Le saint sacrifice de la messe manifeste les étapes que tout chrétien doit franchir pour parvenir à la sainteté. Une âme qui monte vers Dieu commence par la vie purgative, poursuit par la vie illuminative, pour en arriver à la vie unitive. Ce sont les étapes que les auteurs spirituels donnent pour arriver à l’union à Dieu. La messe exprime parfaitement ces trois étapes.

La première partie de la messe consiste en lectures de l’Écriture et en chants spirituels. C’est la messe de ceux qui se purifient pour se détacher des choses de ce monde afin que Dieu puisse agréer leur prière. Elle représente la vie purgative. Puis on arrive au sommet du sacrifice, au moment de la consécration. Cette partie correspond à la vie illuminative. Nous contemplons Dieu dans la sainte Eucharistie. Jésus est là, présent dans sa gloire, entouré de tous les saints du Ciel. Enfin, on passe à l’union à Jésus dans la sainte communion. Cette dernière partie de la messe correspond à la vie unitive. Elle aboutit à une vie d’amour, d’union, d’attachement, de dévouement total à Notre-Seigneur. Le chrétien alors n’a plus qu’un désir, ne plus s’appartenir, être tout à Notre-Seigneur, être son apôtre afin de donner Jésus aux âmes. Voilà ce qu’exprime la messe et ce qu’elle réalise.
La source de la civilisation chrétienne
Parce que le sacrifice de la messe est la source de la sanctification du chrétien, il est logiquement aussi la source de la civilisation chrétienne, de la Chrétienté, c’est-à-dire de la cité terrestre qui rassemble les chrétiens. Cela a toujours été compris ainsi à toutes les époques.
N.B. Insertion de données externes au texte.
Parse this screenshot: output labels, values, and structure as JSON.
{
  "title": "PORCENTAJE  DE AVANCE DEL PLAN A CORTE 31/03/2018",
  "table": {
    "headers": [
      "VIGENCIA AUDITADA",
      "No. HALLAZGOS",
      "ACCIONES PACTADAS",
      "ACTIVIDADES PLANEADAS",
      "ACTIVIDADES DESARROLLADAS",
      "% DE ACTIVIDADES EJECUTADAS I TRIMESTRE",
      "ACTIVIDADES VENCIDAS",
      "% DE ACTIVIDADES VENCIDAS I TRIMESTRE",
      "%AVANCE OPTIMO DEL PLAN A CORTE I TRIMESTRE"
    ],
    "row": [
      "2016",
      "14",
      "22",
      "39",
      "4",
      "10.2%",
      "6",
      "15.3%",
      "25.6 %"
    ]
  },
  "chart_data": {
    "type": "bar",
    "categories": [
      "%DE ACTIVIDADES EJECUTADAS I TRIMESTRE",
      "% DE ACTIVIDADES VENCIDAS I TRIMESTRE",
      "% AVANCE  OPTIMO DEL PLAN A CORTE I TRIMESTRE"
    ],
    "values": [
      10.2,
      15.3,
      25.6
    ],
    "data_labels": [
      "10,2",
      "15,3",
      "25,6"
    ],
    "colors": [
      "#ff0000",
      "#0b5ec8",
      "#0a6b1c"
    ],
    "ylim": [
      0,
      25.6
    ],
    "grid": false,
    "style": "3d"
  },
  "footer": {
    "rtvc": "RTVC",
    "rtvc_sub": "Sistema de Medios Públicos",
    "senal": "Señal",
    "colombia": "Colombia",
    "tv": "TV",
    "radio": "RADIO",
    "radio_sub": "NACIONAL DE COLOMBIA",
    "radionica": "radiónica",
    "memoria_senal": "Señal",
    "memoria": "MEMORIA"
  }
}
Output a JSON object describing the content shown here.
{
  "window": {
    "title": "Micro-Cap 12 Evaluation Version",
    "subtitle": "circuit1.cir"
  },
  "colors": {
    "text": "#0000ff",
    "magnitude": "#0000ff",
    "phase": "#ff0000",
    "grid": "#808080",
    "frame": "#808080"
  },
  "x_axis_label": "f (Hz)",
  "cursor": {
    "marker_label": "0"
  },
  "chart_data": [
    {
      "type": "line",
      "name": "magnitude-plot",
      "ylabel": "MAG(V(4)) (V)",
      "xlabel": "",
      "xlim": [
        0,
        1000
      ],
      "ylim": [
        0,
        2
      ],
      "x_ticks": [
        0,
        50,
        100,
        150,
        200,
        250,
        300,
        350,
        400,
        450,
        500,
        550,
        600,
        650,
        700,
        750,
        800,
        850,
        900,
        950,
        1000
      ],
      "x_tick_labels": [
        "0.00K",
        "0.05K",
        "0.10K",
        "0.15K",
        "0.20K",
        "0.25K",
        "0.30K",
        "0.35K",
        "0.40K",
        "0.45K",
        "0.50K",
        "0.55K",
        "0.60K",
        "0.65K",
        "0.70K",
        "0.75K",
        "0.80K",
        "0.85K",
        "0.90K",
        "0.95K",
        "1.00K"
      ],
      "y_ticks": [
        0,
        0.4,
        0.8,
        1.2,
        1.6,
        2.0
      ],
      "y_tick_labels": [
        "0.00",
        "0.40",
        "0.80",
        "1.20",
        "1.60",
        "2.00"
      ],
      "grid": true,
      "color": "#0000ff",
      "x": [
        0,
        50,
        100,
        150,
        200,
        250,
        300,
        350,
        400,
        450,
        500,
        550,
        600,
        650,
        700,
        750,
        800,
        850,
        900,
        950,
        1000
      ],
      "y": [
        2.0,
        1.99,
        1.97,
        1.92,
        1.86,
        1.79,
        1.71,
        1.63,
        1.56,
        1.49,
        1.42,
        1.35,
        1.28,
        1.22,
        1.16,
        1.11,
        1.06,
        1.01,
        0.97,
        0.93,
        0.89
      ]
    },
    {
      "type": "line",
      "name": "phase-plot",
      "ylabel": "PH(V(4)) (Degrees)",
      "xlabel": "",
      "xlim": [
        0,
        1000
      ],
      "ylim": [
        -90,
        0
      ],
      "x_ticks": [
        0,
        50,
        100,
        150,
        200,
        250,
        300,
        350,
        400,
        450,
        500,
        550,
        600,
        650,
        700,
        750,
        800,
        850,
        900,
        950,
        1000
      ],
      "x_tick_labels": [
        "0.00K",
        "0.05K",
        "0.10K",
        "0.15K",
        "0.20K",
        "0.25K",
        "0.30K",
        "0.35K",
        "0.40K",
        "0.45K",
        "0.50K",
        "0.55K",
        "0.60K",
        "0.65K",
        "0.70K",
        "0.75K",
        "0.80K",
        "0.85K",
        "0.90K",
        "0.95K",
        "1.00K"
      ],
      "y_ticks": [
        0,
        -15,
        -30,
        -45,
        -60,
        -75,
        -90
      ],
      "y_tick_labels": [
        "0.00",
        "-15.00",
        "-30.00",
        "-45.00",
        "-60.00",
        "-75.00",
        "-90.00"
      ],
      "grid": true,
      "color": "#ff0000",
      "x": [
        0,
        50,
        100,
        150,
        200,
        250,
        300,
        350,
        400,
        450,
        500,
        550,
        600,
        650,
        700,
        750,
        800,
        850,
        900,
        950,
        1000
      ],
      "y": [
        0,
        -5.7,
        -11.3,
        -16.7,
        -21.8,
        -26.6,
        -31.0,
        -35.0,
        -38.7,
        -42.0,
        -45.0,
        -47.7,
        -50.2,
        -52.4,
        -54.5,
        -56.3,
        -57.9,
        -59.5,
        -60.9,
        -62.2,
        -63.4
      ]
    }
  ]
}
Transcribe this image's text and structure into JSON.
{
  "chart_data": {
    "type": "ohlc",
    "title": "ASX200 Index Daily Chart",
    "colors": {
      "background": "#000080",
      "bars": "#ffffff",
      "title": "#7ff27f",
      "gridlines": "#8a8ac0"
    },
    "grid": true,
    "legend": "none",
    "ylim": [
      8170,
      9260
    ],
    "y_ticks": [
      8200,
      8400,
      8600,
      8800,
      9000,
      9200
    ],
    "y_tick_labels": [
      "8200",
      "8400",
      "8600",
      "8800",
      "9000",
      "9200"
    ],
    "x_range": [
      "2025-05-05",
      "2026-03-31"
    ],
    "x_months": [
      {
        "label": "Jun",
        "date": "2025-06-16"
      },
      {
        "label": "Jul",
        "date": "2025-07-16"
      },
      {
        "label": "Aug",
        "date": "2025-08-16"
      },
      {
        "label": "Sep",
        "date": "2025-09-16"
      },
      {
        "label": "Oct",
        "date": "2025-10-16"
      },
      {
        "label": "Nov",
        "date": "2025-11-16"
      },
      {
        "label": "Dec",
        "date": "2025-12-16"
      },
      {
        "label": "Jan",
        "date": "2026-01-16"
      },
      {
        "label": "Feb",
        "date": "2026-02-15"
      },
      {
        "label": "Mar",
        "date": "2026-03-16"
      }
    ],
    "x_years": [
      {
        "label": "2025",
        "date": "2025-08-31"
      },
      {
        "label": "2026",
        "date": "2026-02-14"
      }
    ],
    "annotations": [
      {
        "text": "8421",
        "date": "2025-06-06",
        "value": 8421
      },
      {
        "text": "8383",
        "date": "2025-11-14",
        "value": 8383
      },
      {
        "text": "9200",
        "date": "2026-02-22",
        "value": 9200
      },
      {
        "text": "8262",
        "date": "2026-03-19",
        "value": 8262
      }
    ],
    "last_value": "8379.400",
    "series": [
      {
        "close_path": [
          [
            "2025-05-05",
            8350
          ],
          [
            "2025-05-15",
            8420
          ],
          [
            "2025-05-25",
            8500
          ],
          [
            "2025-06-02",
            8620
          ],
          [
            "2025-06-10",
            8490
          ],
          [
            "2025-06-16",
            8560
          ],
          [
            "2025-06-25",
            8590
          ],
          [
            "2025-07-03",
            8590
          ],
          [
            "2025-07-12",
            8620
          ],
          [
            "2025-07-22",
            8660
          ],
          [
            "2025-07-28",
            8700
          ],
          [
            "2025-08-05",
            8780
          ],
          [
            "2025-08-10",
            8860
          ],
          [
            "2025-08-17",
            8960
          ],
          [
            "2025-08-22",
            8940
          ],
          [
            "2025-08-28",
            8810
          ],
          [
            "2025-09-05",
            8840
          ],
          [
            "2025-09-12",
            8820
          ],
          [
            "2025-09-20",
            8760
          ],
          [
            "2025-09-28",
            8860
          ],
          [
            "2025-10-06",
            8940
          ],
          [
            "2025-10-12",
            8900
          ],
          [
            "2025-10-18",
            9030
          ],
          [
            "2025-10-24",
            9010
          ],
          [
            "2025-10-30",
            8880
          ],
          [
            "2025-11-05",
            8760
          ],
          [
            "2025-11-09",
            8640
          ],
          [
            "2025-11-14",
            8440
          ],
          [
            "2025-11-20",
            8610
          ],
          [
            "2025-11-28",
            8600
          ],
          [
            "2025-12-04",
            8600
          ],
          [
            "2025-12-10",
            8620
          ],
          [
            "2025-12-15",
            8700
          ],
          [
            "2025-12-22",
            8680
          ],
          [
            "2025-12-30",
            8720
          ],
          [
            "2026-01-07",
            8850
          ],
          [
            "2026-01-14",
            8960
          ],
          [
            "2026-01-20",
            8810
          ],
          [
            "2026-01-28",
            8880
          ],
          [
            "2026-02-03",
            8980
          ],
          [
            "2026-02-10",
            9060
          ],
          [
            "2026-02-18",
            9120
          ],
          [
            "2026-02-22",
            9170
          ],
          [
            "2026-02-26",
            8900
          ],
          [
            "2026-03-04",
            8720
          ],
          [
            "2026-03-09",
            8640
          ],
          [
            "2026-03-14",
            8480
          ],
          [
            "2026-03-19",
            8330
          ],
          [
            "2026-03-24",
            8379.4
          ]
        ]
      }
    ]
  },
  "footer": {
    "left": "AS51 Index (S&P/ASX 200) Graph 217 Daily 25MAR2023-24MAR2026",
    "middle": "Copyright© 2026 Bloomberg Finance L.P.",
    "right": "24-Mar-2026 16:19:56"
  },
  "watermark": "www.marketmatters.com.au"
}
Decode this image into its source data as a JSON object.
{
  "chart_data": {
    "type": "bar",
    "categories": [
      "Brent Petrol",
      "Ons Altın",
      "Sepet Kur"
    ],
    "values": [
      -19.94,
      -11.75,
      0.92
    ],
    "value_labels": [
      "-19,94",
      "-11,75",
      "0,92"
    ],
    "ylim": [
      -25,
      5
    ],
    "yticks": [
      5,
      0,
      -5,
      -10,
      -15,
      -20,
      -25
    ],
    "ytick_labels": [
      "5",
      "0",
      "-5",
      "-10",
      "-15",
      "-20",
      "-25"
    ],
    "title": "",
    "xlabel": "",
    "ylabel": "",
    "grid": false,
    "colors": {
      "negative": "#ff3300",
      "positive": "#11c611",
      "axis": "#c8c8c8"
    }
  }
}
Il ne peut pas y avoir de civilisation chrétienne sans autel, sans messe, ce n’est pas possible. Pourquoi ? Parce que la famille est la cellule de base de toute société, et que la famille est sanctifiée au Calvaire, elle est sanctifiée au saint sacrifice de la messe.

De l’autel naissent ainsi les vertus familiales, naît l’ambiance chrétienne de la famille. Et si la famille est foncièrement chrétienne, alors par conséquence la société sera chrétienne aussi. Les vertus, non seulement familiales, mais également sociales, civiques, politiques, toutes ces vertus-là découleront du sacrifice de la messe.

C’est pourquoi il ne faut pas s’étonner de ce que nos ancêtres aient construit des églises magnifiques : ils comprenaient que de ces églises découlaient tous les bienfaits sur la famille et sur la société, même les bienfaits purement politiques, économiques.

Lorsque la foi, lorsque l’Église revit dans un pays, ce pays-là se porte mieux économiquement, politiquement, socialement. Parce que la vertu de justice est rétablie, et que la justice c’est l’ordre véritable. Et cette vertu de justice est même complétée, renforcée, élargie par la vertu de charité, qui ne se contente pas de ce qui est dû, mais qui donne davantage, en surabondance, par amour surnaturel de Dieu et du prochain.

L’histoire de la civilisation chrétienne trouve ainsi son fondement et son développement, sa vitalité dans la grande prière publique de l’Église qui infuse l’esprit de justice, l’esprit de charité à ceux qui en vivent. Toutes les initiatives charitables et saintes ont leur origine dans l’esprit qui nous est donné par le sacrifice de l’autel, et par tout ce qui en découle.